Sim, senhoras e senhores, o MBL — aquele mesmo que se dizia combatente da “mamata”, que chamava os outros de “isentões”, que gritava contra a esquerda “estatizante” — está agora envolvido em uma estrutura de favorecimento familiar e uso de dinheiro público para fins privados, segundo os documentos e as denúncias que vieram à tona. Não é alegoria. Não é exagero. É um espelho do que acontece quando o discurso libertário encontra a prática da velha política… e se apaixona.
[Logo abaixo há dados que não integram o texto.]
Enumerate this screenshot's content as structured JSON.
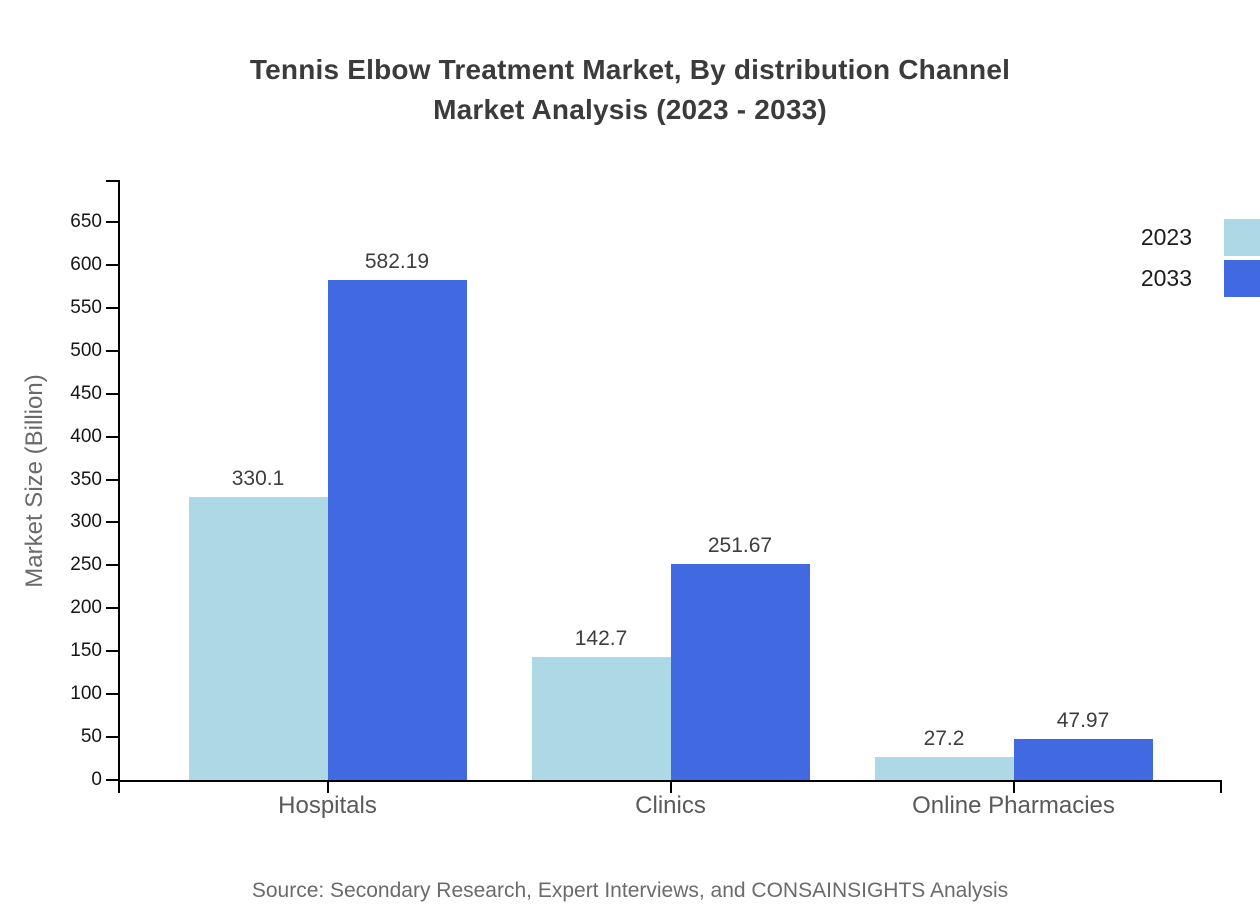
{
  "title": {
    "line1": "Tennis Elbow Treatment Market, By distribution Channel",
    "line2": "Market Analysis (2023 - 2033)"
  },
  "source": "Source: Secondary Research, Expert Interviews, and CONSAINSIGHTS Analysis",
  "colors": {
    "series_2023": "#ADD8E6",
    "series_2033": "#4169E1",
    "axis": "#000000",
    "title_text": "#3b3b3b",
    "tick_text": "#161616",
    "category_text": "#595959",
    "muted_text": "#6b6b6b"
  },
  "chart_data": {
    "type": "bar",
    "categories": [
      "Hospitals",
      "Clinics",
      "Online Pharmacies"
    ],
    "series": [
      {
        "name": "2023",
        "color": "#ADD8E6",
        "values": [
          330.1,
          142.7,
          27.2
        ]
      },
      {
        "name": "2033",
        "color": "#4169E1",
        "values": [
          582.19,
          251.67,
          47.97
        ]
      }
    ],
    "title": "Tennis Elbow Treatment Market, By distribution Channel Market Analysis (2023 - 2033)",
    "xlabel": "",
    "ylabel": "Market Size (Billion)",
    "ylim": [
      0,
      650
    ],
    "ytick_step": 50,
    "bar_value_labels": [
      [
        "330.1",
        "582.19"
      ],
      [
        "142.7",
        "251.67"
      ],
      [
        "27.2",
        "47.97"
      ]
    ],
    "grid": false,
    "legend_position": "top-right"
  }
}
E veja bem, não se trata de ataques gratuitos, de “ódio infundado”, como tentam pintar seus membros em vídeos emocionados e bem produzidos. Os dados estão lá, em documentos públicos, e os valores — ainda que modestos para os padrões do Congresso — são o suficiente para retratar a estrutura de poder nepotista e a transformação do ideal liberal em mais um negócio de família. Ou você acha mesmo que a AS Gestão e Produções Artísticas LTDA., que recebeu R$ 84.036,18 do fundão eleitoral, é apenas uma “coincidência” por ser controlada por Alexandre Santos, o irmão do Renan Santos?
A resposta do próprio Renan, aliás, é um espetáculo à parte. Entre declarações sentimentais sobre sua trajetória de vida e elogios ao talento do irmão, esconde-se o verdadeiro ponto: eles usaram, sim, dinheiro público para contratar a produtora do irmão. E pior: não demonstram remorso. Ao contrário, se orgulham da eficiência do “Salsicha”, o tal irmão-produtor, como se competência anulasse o evidente conflito de interesses. Em tempos normais, isso bastaria para uma devassa ética. Mas em tempos de cinismo generalizado, isso vira apenas mais um vídeo no YouTube, com trilha sonora heróica e narrativa ensaiada.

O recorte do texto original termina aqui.